Le couplet final concrétise le départ, le bateau emmenant son lourd fardeau de tristesse. "Dédaignant" traduit une froide résignation - ni les intempéries ni le chagrin ne peuvent retarder l'inévitable. "Emportera ce chagrin" personnifie remarquablement la douleur de séparation, lui donnant poids et substance pour ce long voyage. Cette matérialisation ingénieuse de l'émotion abstraite intensifie la profondeur du "chagrin d'adieu", tout en révélant la résignation du poète face au destin et une sourde révolte contre cette séparation.
Lecture globale
Intitulé "Branche de saule", ce poème évoque sans la nommer la coutume d'offrir des rameaux de saule (dont le nom chinois "liu" est homophone de "retenir") en gage d'adieu. Sous l'apparente scène de départ - une barque peinte amarrée au printemps - se cachent l'amertume existentielle du poète et son sentiment d'errance. La mélancolie s'intensifie progressivement : de l'immobilité du bateau à l'ivresse légère du voyageur, puis aux intempéries traversées avec "tout le poids du chagrin", pour s'épanouir enfin dans l'immensité du "sud du fleuve", tel un rouleau peint des adieux printaniers.

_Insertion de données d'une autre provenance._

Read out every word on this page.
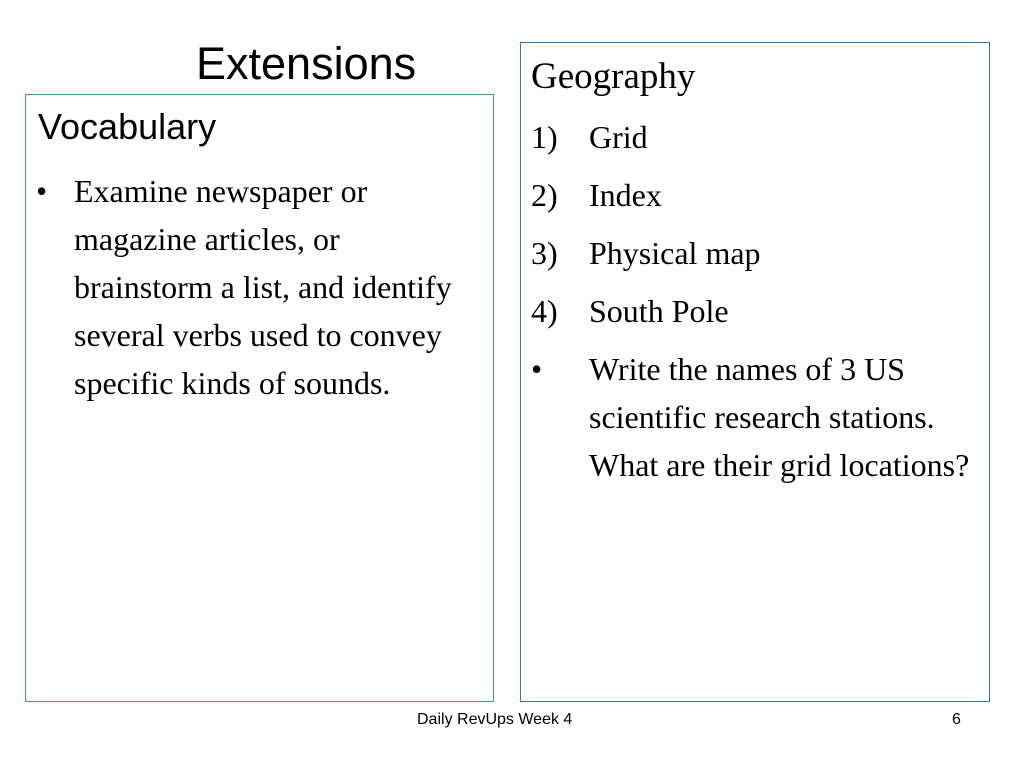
Extensions
Vocabulary
• Examine newspaper or magazine articles, or brainstorm a list, and identify several verbs used to convey specific kinds of sounds.
Geography
1) Grid
2) Index
3) Physical map
4) South Pole
•	Write the names of 3 US scientific research stations. What are their grid locations?
Daily RevUps Week 4	6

Le génie réside dans sa subtilité : la tristesse ne s'exprime jamais directement mais à travers les objets - la barque qui "attend", l'étang printanier si "calme", le chagrin si "lourd". L'expression "charger le chagrin du départ" matérialise la douleur de la séparation, renforçant la puissance émotionnelle.
Spécificités stylistiques
Ce poème allie invention ingénieuse et retenue émotive. Barque peinte, étang printanier, brumes fluviales - chaque image porte discrètement l'adieu. Le langage concis mais profond culmine avec "charger le chagrin", matérialisant l'abstrait. Scènes et sentiments s'entrelacent, le réel et l'imaginaire se répondent, révélant sous une apparente quiétude des profondeurs troublées, témoignant de l'art unique du poète.
Éclairages
En quatre vers, ce poème dévoile l'indicible des séparations : l'émotion véritable réside moins dans les mots que dans les détails silencieux. Comme le voyageur emporté par son destin, nous traversons l'existence, mais c'est dans les attentes immobiles ("barque non encore partie") et les épreuves endurées ("intempéries traversées") que se révèlent les sentiments les plus vrais. Ce poème nous enseigne à chérir l'instant présent et à percevoir, dans l'inconstance du sort, la persistance de la tendresse humaine.
Traducteur de poésie
Xu Yuanchong(许渊冲)
À propos du poète
Zheng Wenbao (郑文宝, 953 - 1013), originaire de Ninghua (Fujian), poète et calligraphe du début des Song. Reçu docteur en 983, sa poésie limpide et suggestive, proche du style tardif des Tang mais économe en allusions, offrait une alternative rafraîchissante au style orné alors en vogue.